2、The College of Textile Engineering of Beijing Union University was one of the six members.北京联合大学纺织工程学院参加了本次调查。

3、Methods:196 consecutive closed Grade I open fracture of lower limb treated with external fixation, nickelclad and bolt or intramedullary rod fixation, major is femoral bone and fracture of fibula, 88 patients who smoked and 108 patients who did not smoke had followed to union and rehabilitate in the same condition.选择196例经外部固定或钢板螺钉、髓内针内固定治疗的连续的闭合或一级开放的下肢骨折患者，主要为股骨、胫腓骨骨折患者，在相同康复治疗下观察88例吸烟患者和108例不吸烟患者的骨折愈合和功能康复效果。

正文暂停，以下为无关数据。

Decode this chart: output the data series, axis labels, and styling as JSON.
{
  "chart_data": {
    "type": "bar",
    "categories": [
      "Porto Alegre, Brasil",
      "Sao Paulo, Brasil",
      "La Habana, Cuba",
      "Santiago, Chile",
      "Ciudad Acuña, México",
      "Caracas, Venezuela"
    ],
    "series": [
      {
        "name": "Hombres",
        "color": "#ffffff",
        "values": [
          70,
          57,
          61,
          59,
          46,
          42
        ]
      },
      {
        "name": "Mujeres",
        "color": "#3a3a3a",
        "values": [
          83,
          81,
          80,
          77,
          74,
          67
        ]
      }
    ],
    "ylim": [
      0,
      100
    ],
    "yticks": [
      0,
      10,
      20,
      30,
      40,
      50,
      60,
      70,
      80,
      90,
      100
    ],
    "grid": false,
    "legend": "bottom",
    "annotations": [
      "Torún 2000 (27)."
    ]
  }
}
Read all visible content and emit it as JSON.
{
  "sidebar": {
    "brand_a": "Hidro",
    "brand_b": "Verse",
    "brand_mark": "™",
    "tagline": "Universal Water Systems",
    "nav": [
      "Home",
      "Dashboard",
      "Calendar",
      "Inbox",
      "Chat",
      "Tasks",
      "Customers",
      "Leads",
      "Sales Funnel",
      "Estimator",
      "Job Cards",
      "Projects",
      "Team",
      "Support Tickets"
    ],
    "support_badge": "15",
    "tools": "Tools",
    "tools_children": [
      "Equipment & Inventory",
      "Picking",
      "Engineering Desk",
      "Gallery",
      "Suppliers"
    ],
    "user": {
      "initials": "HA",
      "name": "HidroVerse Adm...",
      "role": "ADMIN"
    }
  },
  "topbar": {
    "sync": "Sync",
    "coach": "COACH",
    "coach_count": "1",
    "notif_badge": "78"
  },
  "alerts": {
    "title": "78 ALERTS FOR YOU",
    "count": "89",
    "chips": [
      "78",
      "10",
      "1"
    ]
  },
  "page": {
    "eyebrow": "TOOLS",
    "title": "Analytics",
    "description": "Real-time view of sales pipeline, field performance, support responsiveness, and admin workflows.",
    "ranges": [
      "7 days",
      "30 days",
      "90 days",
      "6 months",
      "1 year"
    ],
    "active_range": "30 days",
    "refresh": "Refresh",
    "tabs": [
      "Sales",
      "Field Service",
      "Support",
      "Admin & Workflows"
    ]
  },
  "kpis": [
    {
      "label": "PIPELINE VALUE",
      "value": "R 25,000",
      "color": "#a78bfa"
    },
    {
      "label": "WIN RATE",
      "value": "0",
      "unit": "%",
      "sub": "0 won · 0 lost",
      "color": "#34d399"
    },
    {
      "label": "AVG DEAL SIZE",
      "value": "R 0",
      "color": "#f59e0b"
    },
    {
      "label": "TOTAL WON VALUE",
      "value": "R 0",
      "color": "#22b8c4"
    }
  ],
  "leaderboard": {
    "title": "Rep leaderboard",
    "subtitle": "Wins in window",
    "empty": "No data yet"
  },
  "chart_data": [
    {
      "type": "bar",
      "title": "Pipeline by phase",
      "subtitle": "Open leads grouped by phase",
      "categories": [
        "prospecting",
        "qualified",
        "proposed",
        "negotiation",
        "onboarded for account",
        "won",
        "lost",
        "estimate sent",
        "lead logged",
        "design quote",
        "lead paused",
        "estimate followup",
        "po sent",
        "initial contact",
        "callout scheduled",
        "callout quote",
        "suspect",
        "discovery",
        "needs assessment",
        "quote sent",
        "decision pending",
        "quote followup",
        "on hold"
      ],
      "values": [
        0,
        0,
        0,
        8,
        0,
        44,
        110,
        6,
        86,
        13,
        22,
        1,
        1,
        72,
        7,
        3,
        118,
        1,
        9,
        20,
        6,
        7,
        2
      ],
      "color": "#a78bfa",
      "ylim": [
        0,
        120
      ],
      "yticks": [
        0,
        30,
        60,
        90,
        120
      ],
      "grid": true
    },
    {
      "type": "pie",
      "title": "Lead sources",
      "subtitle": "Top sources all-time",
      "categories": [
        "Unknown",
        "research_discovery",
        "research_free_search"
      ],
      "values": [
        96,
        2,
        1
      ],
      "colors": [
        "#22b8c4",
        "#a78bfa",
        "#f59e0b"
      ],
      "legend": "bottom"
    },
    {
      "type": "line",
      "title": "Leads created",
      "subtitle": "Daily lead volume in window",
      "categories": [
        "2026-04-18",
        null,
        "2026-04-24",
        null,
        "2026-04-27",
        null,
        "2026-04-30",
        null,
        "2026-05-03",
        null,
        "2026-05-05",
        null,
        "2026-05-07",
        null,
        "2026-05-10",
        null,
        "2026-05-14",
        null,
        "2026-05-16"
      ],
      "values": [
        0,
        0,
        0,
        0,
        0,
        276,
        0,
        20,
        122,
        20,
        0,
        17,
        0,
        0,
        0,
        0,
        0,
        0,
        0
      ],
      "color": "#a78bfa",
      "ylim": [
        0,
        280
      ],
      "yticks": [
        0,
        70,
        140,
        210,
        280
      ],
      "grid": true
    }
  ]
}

4、Unlike the Soviets Union, who didn't engage in the kind of super-Neo-Capital is m that China does, I don't believe that China will collapse under the weight of itself.跟苏联不同，中国现在在经济上搞得是超级新资本主义，效率极高，我不指望中国会像苏联那样由于自己经济的缺陷而崩溃，中国现在通过跟西方的贸易，很牢固的掌握了国内的民心。